But the motive of Thomas Crooks, who attempted to assassinate Trump at a campaign rally in Butler, Pennsylvania, last July, was a riddle. He had done internet searches for Trump and Joe Biden, seeming to have chosen his target almost at random. He had no “definitive ideology,” the FBI concluded, but he did have an AR-15-style rifle. Does that count as political violence, or just American violence?

“Those sorts of incidents, where we can’t figure out why they did it, are becoming more common,” said Katherine Keneally, the director of threat analysis and prevention at the Institute for Strategic Dialogue, a nonprofit that works to combat extremism.

Of course, America’s legacy of political violence is littered with all manner of motives. John Wilkes Booth was part of an organized conspiracy that opposed President Abraham Lincoln’s views, but the killer of President James A. Garfield, less than 20 years later, became a landmark case for the insanity defense, said Adam Goodheart, the director of the Starr Center for the Study of the American Experience at Washington College.

The United States has long glamorized violence. It has a higher homicide rate than other developed Western nations, and mass shootings have become routine. Recently, threats against public officials have soared. The number investigated each year by the Capitol Police, who protect federal lawmakers, has more than doubled, rising to 9,474 last year from 3,939 in 2017. Threats against judges have spiked dramatically since Trump returned to office, according to data from the U.S. Marshals Service.

On the other hand, experts say the threat of violence by right-wing extremist groups, which have long been behind most domestic terror attacks, began to recede before Trump won the election, in part because their leaders were prosecuted after the Jan. 6, 2021, attack on the Capitol, and in part because of expectations that Trump would win.

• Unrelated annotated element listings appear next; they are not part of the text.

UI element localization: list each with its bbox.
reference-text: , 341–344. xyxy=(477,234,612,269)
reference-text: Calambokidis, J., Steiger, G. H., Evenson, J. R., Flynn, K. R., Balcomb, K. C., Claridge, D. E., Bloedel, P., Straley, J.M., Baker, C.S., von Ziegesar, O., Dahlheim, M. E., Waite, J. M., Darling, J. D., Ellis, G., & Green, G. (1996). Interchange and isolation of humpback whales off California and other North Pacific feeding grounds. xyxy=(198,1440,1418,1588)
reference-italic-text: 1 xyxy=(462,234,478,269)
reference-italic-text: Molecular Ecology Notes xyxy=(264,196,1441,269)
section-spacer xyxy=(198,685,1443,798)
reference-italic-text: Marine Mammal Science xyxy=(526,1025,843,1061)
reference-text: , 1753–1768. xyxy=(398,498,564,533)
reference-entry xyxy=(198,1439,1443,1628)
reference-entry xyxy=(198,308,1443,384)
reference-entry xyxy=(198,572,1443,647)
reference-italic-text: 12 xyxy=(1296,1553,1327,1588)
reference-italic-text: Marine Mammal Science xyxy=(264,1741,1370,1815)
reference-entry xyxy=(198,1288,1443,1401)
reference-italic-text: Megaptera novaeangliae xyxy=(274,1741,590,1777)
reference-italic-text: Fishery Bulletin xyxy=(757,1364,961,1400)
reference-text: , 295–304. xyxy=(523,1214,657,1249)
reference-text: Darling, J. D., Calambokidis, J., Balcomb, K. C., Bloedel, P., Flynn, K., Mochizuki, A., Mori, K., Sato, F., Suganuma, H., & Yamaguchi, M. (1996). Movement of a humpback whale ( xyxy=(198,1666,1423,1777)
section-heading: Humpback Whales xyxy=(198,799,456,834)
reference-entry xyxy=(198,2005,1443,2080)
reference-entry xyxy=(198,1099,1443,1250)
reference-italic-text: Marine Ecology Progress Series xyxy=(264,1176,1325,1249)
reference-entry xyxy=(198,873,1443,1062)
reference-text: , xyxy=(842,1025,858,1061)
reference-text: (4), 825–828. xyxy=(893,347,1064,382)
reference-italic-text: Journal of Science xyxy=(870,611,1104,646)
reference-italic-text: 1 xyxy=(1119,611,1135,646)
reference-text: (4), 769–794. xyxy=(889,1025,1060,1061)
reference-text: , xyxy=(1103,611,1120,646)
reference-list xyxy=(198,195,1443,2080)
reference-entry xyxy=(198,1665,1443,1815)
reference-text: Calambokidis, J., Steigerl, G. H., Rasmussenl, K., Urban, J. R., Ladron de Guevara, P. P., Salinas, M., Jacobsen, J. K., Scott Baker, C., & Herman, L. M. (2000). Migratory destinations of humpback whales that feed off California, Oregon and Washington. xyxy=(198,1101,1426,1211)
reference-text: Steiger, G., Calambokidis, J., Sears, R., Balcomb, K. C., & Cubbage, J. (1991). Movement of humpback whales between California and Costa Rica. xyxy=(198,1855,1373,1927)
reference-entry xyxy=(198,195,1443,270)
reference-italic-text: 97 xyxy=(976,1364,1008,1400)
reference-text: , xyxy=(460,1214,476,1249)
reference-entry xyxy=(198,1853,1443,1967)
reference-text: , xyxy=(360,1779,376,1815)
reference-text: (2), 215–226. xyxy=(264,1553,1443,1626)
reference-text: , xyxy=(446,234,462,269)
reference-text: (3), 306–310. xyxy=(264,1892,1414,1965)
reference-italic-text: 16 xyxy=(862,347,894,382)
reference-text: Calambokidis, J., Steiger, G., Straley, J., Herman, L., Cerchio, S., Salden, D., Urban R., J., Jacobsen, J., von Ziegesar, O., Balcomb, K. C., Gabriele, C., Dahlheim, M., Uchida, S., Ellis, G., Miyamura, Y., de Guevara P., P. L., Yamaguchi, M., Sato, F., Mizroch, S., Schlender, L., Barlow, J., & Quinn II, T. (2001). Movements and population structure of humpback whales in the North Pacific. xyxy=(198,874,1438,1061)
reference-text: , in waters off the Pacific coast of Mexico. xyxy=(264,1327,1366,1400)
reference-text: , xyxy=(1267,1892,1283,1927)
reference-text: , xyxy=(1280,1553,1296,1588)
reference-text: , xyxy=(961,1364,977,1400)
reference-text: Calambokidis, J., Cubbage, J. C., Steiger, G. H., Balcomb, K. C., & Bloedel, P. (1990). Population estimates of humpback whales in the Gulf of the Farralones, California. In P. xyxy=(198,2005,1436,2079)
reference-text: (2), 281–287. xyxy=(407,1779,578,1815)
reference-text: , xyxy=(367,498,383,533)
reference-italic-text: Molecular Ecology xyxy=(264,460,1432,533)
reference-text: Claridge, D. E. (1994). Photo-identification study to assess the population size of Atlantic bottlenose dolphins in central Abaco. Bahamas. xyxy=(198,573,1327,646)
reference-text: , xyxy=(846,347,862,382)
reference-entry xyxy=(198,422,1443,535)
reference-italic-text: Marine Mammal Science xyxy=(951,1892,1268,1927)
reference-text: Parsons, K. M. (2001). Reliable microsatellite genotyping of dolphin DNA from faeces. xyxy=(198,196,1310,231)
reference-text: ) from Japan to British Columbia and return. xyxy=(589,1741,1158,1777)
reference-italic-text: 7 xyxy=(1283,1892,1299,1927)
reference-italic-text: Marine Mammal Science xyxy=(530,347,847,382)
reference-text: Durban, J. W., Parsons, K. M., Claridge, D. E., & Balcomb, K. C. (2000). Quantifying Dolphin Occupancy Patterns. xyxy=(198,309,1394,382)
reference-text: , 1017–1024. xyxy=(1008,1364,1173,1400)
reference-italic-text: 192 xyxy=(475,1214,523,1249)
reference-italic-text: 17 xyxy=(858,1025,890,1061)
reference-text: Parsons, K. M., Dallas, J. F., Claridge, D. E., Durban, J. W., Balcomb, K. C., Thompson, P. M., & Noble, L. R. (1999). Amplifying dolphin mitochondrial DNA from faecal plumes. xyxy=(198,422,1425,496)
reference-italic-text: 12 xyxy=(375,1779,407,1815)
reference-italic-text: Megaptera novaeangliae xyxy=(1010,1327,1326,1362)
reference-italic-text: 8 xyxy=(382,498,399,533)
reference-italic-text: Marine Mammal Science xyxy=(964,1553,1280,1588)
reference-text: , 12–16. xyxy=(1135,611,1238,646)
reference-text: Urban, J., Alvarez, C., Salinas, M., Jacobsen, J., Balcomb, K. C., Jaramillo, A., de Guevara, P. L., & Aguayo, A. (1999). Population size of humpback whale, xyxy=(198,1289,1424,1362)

“In some periods, you don’t need political violence,” said Dan Byman, the director of the Warfare, Irregular Threats and Terrorism Program at the Center for Strategic and International Studies. “The Klan, strangely enough, was weaker in Mississippi in the ’60s than it was in North Carolina. Which might seem odd, but the reason is if you were racist, the government of Mississippi was doing exactly what you wanted.”